И Хозяин на свадьбе был, и со вкусом расцеловал невесту, хоть и был ей по плечо, и ударил кулаком в дубовую резную панель в шумной гостиной:
— А неплохо ты цветешь… на мои-то денежки… Ладно, ладно, заработано, не дергайся. Да и не деньга то была! Барахло и тушенку бросаем, машины начинаем перегонять. Вот тогда будет деньга, вот тогда поживем, от зависти ж все поудавятся, как поживем… Верно, лебедь? — подмигнул он вдруг молчаливой невесте.

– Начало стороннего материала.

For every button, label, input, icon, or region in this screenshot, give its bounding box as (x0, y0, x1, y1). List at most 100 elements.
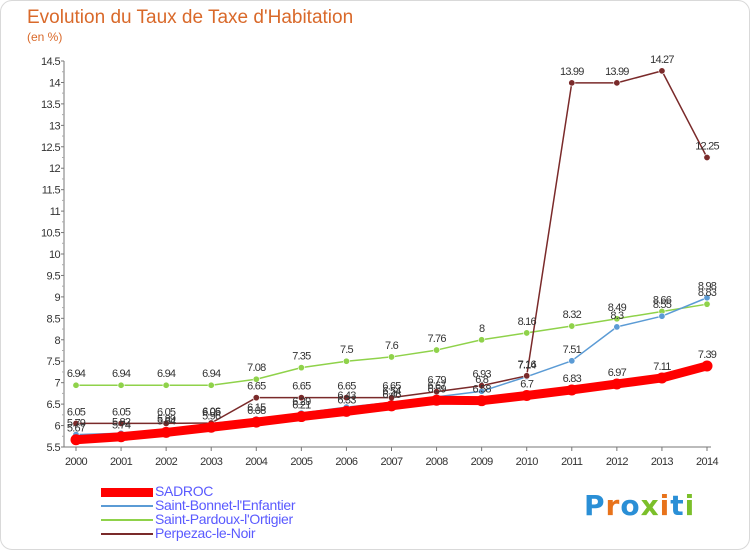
data-label: 6.33 (337, 394, 356, 406)
series-0 (70, 360, 713, 446)
axes: 5.5 6 6.5 7 7.5 8 8.5 9 9.5 10 10.5 11 11.5 12 12.5 13 1… (41, 56, 719, 468)
legend-swatch (101, 519, 153, 521)
data-point (433, 346, 441, 354)
data-label: 5.74 (112, 420, 131, 432)
data-point (658, 67, 666, 75)
data-label: 7.5 (340, 344, 354, 356)
data-label: 6.65 (292, 381, 311, 393)
y-tick-label: 7.5 (47, 356, 61, 368)
data-label: 8.83 (698, 287, 717, 299)
data-point (703, 294, 711, 302)
logo-letter: P (584, 489, 606, 522)
x-tick-label: 2011 (561, 456, 583, 468)
data-label: 6.94 (67, 368, 86, 380)
data-label: 6.65 (247, 381, 266, 393)
y-unit-label: (en %) (27, 30, 63, 44)
data-label: 5.96 (202, 410, 221, 422)
x-tick-label: 2004 (245, 456, 268, 468)
legend-swatch (101, 533, 153, 535)
data-label: 6.05 (112, 406, 131, 418)
data-label: 7.76 (427, 333, 446, 345)
data-point (70, 434, 82, 446)
data-label: 7.14 (518, 360, 537, 372)
x-tick-label: 2000 (65, 456, 88, 468)
y-tick-label: 10.5 (41, 228, 60, 240)
data-label: 5.89 (157, 413, 176, 425)
y-tick-label: 7 (54, 378, 60, 390)
data-label: 12.25 (695, 141, 719, 153)
data-point (478, 382, 486, 390)
logo-letter: i (659, 489, 671, 522)
data-label: 6.65 (382, 381, 401, 393)
y-tick-label: 12.5 (41, 142, 60, 154)
data-point (703, 154, 711, 162)
x-tick-label: 2010 (516, 456, 539, 468)
series-2 (72, 300, 711, 389)
data-point (297, 364, 305, 372)
data-point (295, 411, 307, 423)
legend-swatch (101, 487, 153, 497)
data-point (162, 419, 170, 427)
data-point (476, 395, 488, 407)
y-tick-label: 9.5 (47, 270, 61, 282)
data-label: 5.79 (67, 418, 86, 430)
data-point (117, 381, 125, 389)
data-label: 8.16 (518, 316, 537, 328)
data-label: 7.11 (653, 361, 671, 373)
data-point (568, 322, 576, 330)
data-point (205, 421, 217, 433)
x-tick-label: 2005 (290, 456, 313, 468)
series-3 (72, 67, 711, 427)
y-tick-label: 11 (50, 206, 61, 218)
data-point (252, 394, 260, 402)
data-point (72, 419, 80, 427)
data-label: 14.27 (650, 54, 674, 66)
data-label: 6.93 (473, 369, 492, 381)
data-labels: 6.94 6.94 6.94 6.94 7.08 7.35 7.5 7.6 7.76 8 8.16 8… (67, 54, 720, 435)
logo-letter: r (605, 489, 621, 522)
data-label: 8.55 (653, 299, 672, 311)
data-point (162, 381, 170, 389)
data-label: 6.97 (608, 367, 627, 379)
data-label: 8.49 (608, 302, 627, 314)
data-point (568, 357, 576, 365)
data-point (613, 79, 621, 87)
x-tick-label: 2012 (606, 456, 629, 468)
logo-letter: t (670, 489, 685, 522)
y-tick-label: 9 (54, 292, 60, 304)
x-tick-label: 2007 (380, 456, 403, 468)
y-tick-label: 5.5 (47, 442, 61, 454)
y-tick-label: 10 (49, 249, 61, 261)
data-label: 6.29 (292, 396, 311, 408)
data-label: 6.05 (67, 406, 86, 418)
data-label: 6.43 (337, 390, 356, 402)
data-point (115, 431, 127, 443)
y-tick-label: 14 (49, 77, 61, 89)
data-label: 6.06 (202, 406, 221, 418)
data-label: 6.05 (202, 406, 221, 418)
data-label: 13.99 (605, 66, 629, 78)
y-tick-label: 6.5 (47, 399, 61, 411)
data-label: 6.08 (247, 405, 266, 417)
data-label: 13.99 (560, 66, 584, 78)
data-point (160, 426, 172, 438)
data-point (658, 312, 666, 320)
data-point (387, 353, 395, 361)
legend-label: Saint-Pardoux-l'Ortigier (155, 511, 293, 527)
legend-label: SADROC (155, 483, 214, 499)
data-point (523, 372, 531, 380)
data-point (386, 400, 397, 412)
x-tick-label: 2008 (426, 456, 449, 468)
x-tick-label: 2014 (696, 456, 719, 468)
data-label: 6.8 (475, 374, 489, 386)
data-label: 7.08 (247, 362, 266, 374)
legend-swatch (101, 505, 153, 507)
data-point (521, 390, 533, 402)
data-label: 7.51 (563, 344, 582, 356)
y-tick-label: 14.5 (41, 56, 60, 68)
data-point (611, 378, 623, 390)
data-point (117, 419, 125, 427)
data-point (656, 372, 668, 384)
data-point (431, 394, 443, 406)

Розовым вспыхнуло тонкое золоченое лицо. Трепеща шелками и бисером платья, как большая белая птица взлетела нареченная наверх по ступеням, покинув свадебный пир, да и заперлась в спальне.
— Ну-ну, — помрачнел и засобирался Хозяин, да вдруг подцепил его за ворот пьяно зашелестел в самое ухо: — Царевна-Лебедь тебе, дураку, досталась. Пушкина помнишь хоть? «Месяц под косой блестит, а во лбу звезда горит». Я в твои годы о такой мечтал, во сне видел, да вот не уродилась… в нашем краю.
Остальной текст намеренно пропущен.